Imagina: ¿Las playas cambiarán por la presencia masiva de elementos plásticos?
Peces de ciudad
No podía recordar la última vez que entró a un lugar que no tuviera el aire acondicionado encendido. La idea de una temperatura ambiente agradable se había convertido en algo lejano; hacía tiempo que los termómetros no bajaban de los 35 °C. Cuando el mozo se acercó, pensó –con cierto pudor– que era demasiado temprano para pedir cerveza, pero la sed era más fuerte y aún tenía que hacer tiempo.
Minutos después, mientras miraba una gota de agua deslizarse por la superficie del vaso recién salido del refrigerador, imaginó que su frente y espalda debían verse igual, empapadas de sudor.

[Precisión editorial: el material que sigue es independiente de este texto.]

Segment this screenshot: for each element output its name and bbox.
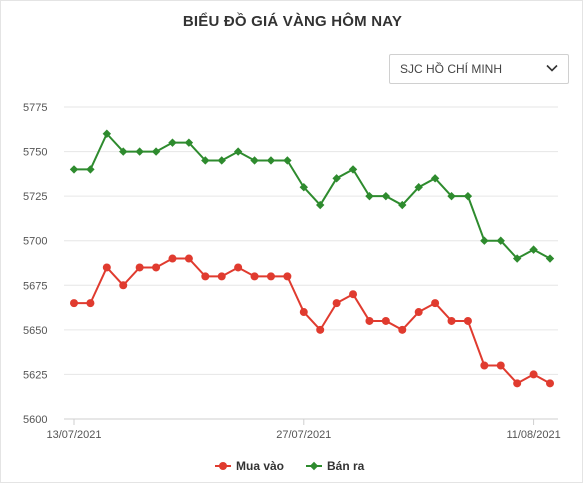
data-point[interactable] (201, 156, 210, 165)
data-point[interactable] (414, 308, 423, 317)
data-point[interactable] (447, 316, 456, 325)
data-point[interactable] (86, 165, 95, 174)
data-point[interactable] (381, 191, 391, 201)
y-tick-label: 5700 (23, 236, 47, 248)
y-tick-label: 5750 (23, 147, 47, 159)
data-point[interactable] (513, 379, 522, 388)
data-point[interactable] (332, 174, 341, 183)
x-axis: 13/07/2021 27/07/2021 11/08/2021 (46, 419, 561, 441)
data-point[interactable] (529, 245, 538, 254)
data-point[interactable] (316, 325, 325, 334)
legend-marker[interactable] (309, 461, 319, 471)
data-point[interactable] (234, 263, 243, 272)
location-select[interactable]: SJC HỒ CHÍ MINH (389, 54, 569, 84)
data-point[interactable] (135, 147, 144, 156)
data-point[interactable] (283, 272, 292, 281)
data-point[interactable] (184, 138, 194, 147)
data-point[interactable] (201, 272, 210, 281)
data-point[interactable] (184, 254, 193, 263)
data-point[interactable] (496, 236, 505, 245)
data-point[interactable] (480, 361, 489, 370)
legend-marker[interactable] (219, 462, 227, 470)
legend-item[interactable]: Mua vào (215, 459, 284, 473)
grid-lines (64, 106, 558, 420)
x-tick-label: 13/07/2021 (46, 429, 101, 441)
data-point[interactable] (447, 191, 456, 201)
data-point[interactable] (86, 299, 95, 308)
data-point[interactable] (480, 236, 489, 245)
data-point[interactable] (398, 200, 407, 210)
data-point[interactable] (546, 379, 554, 388)
data-point[interactable] (283, 156, 292, 165)
data-point[interactable] (545, 254, 555, 263)
data-point[interactable] (168, 254, 177, 263)
data-point[interactable] (217, 272, 226, 281)
data-point[interactable] (463, 191, 473, 201)
legend-item[interactable]: Bán ra (306, 459, 365, 473)
data-point[interactable] (217, 156, 226, 165)
data-point[interactable] (168, 138, 177, 147)
series-1 (69, 129, 555, 263)
y-tick-label: 5675 (23, 280, 47, 292)
data-point[interactable] (430, 174, 440, 183)
data-point[interactable] (70, 299, 78, 308)
data-point[interactable] (299, 308, 308, 317)
data-point[interactable] (233, 147, 243, 156)
data-point[interactable] (250, 156, 259, 165)
data-point[interactable] (299, 183, 308, 192)
data-point[interactable] (151, 147, 161, 156)
data-point[interactable] (529, 370, 538, 379)
chevron-down-icon (546, 64, 558, 75)
data-point[interactable] (431, 299, 440, 308)
series-layer (69, 129, 555, 388)
series-0 (70, 254, 554, 388)
data-point[interactable] (135, 263, 144, 272)
data-point[interactable] (119, 281, 128, 290)
data-point[interactable] (332, 299, 341, 308)
data-point[interactable] (250, 272, 259, 281)
y-tick-label: 5600 (23, 414, 47, 426)
data-point[interactable] (365, 191, 374, 201)
data-point[interactable] (266, 156, 276, 165)
data-point[interactable] (496, 361, 505, 370)
series-line (74, 257, 551, 385)
data-point[interactable] (266, 272, 275, 281)
data-point[interactable] (348, 165, 358, 174)
data-point[interactable] (512, 254, 522, 263)
data-point[interactable] (316, 200, 325, 210)
y-axis: 5600 5625 5650 5675 5700 5725 5750 5775 (23, 102, 47, 426)
data-point[interactable] (152, 263, 161, 272)
data-point[interactable] (365, 316, 374, 325)
data-point[interactable] (381, 316, 390, 325)
y-tick-label: 5775 (23, 102, 47, 114)
legend-label: Mua vào (236, 459, 284, 473)
data-point[interactable] (414, 183, 423, 192)
y-tick-label: 5625 (23, 369, 47, 381)
x-tick-label: 27/07/2021 (276, 429, 331, 441)
location-select-value: SJC HỒ CHÍ MINH (400, 62, 502, 76)
y-tick-label: 5650 (23, 325, 47, 337)
data-point[interactable] (119, 147, 128, 156)
legend-label: Bán ra (327, 459, 365, 473)
data-point[interactable] (102, 129, 112, 138)
y-tick-label: 5725 (23, 191, 47, 203)
data-point[interactable] (69, 165, 79, 174)
x-tick-label: 11/08/2021 (506, 429, 560, 441)
data-point[interactable] (102, 263, 111, 272)
data-point[interactable] (349, 290, 358, 299)
data-point[interactable] (463, 316, 472, 325)
data-point[interactable] (398, 325, 407, 334)
chart-title: BIỂU ĐỒ GIÁ VÀNG HÔM NAY (182, 13, 403, 30)
legend: Mua vào Bán ra (215, 459, 365, 473)
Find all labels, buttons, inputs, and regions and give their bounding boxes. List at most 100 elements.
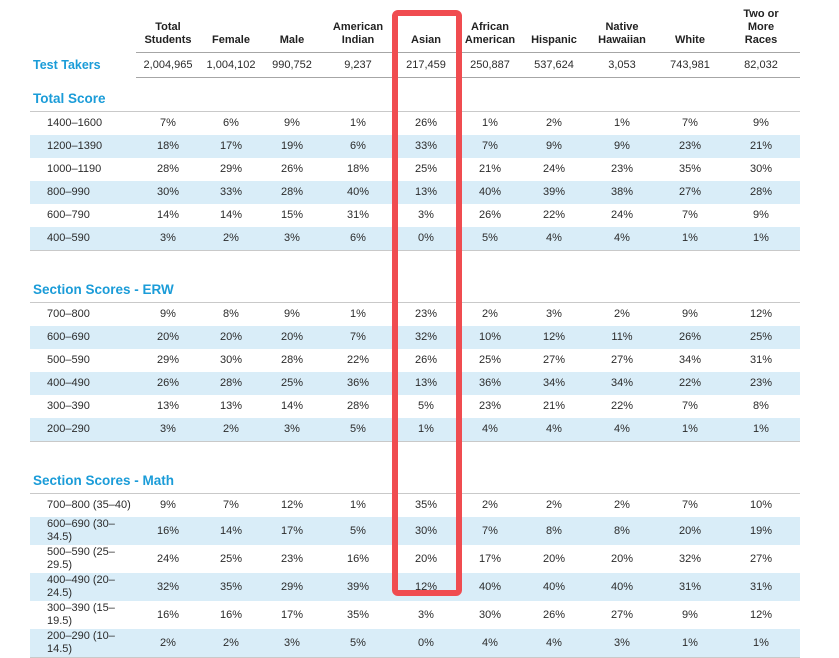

Antes de salir, escuchó la conversación de la mesa de al lado y recordó que debía volver a untarse el bloqueador solar y ponerse la camiseta de mangas largas para evitar las quemaduras. –Ayer el bebé salió 15 minutos y regresó rojito como camarón, ya no se puede andar así nomás.
Ataviada y con la maleta al hombro, se encaminó hacia la playa. Un destello verdiazulado se reflejaba sobre el mar y se emocionó. Apretó el paso, pero al llegar junto a las fibras pesqueras, la imagen que se había figurado se vio corrompida. Miles de botellas plásticas se balanceaban con la marea confundidas con un montón de cadáveres de peces flotando panza arriba.
La basura se extendía en el horizonte y el olor fétido se le instaló en el hipotálamo. Hubiera querido descalzarse, extender una toalla y después zambullirse en el mar, pero ya no había ni arena, sino un sinfín de micropartículas plásticas bajo sus pies. El mar era un cementerio sinuoso.
Hace varios años había escuchado de unas islas flotantes en el Pacífico, en el Índico y el Atlántico. Una especie de ingenuidad juvenil le había hecho querer viajar allí, pero cuando descubrió que las islas eran toneladas de basura y no los uros oceánicos que se había imaginado, se horrorizó.
Ahora sabía que esas islas se habían convertido ya en algo similar a las placas continentales y la contundencia de la estupidez humana le pesó sobre los hombros. Hubiese querido que su abuela estuviera ahí. No, mejor no, se hubiera muerto de nuevo del coraje. Ana había escuchado cien mil veces la misma discusión en las reuniones familiares:
—¡Ahora tanto adefesioso comprando platos desechables! Para no más de comer y luego lavar, andar gastando en tonteras. —¡Ay, mamá!, ¿quién va a estar lavando todo esto? Así es más fácil.
Su abuela sabía. Ana no entendía cómo, en cambio, alguien como su mamá pensaba que era fácil extraer petróleo, procesarlo, convertirlo en plato, distribuirlo en su supermercado para ser usado por menos de media hora y que luego regrese a la tierra de la que, inicialmente, nunca debió haber salido.
Escuchó su nombre y se volteó. El resto del equipo de biólogos acababa de llegar. Debían empezar la recolección de muestras. Desde que los plásticos inundaban el mar, los peces que no habían muerto habían tenido que adaptarse. Eran como esos barquitos que vendían dentro de botellas de cristal: diminutos, rígidos y como embalsamados. Peces dentro de escaparates.
Peces de ciudad. Ana tendría que averiguar si el consumo de esta mutación tendría efectos dañinos o si era una opción viable, ahora que ya no había nada más. (I)
Andrea Torres (Quito, 1985).
Escritora y correctora de textos. Ha publicado el poemario Ubicación geográfica de los sucesos, así como artículos y traducciones de medios impresos y digitales. Consta en las antologías Señorita Satán. Nuevas narradoras ecuatorianas, Soñando en Vrindavan y Tela de araña. Es cofundadora de Turbina helicoidal, laboratorio experimental.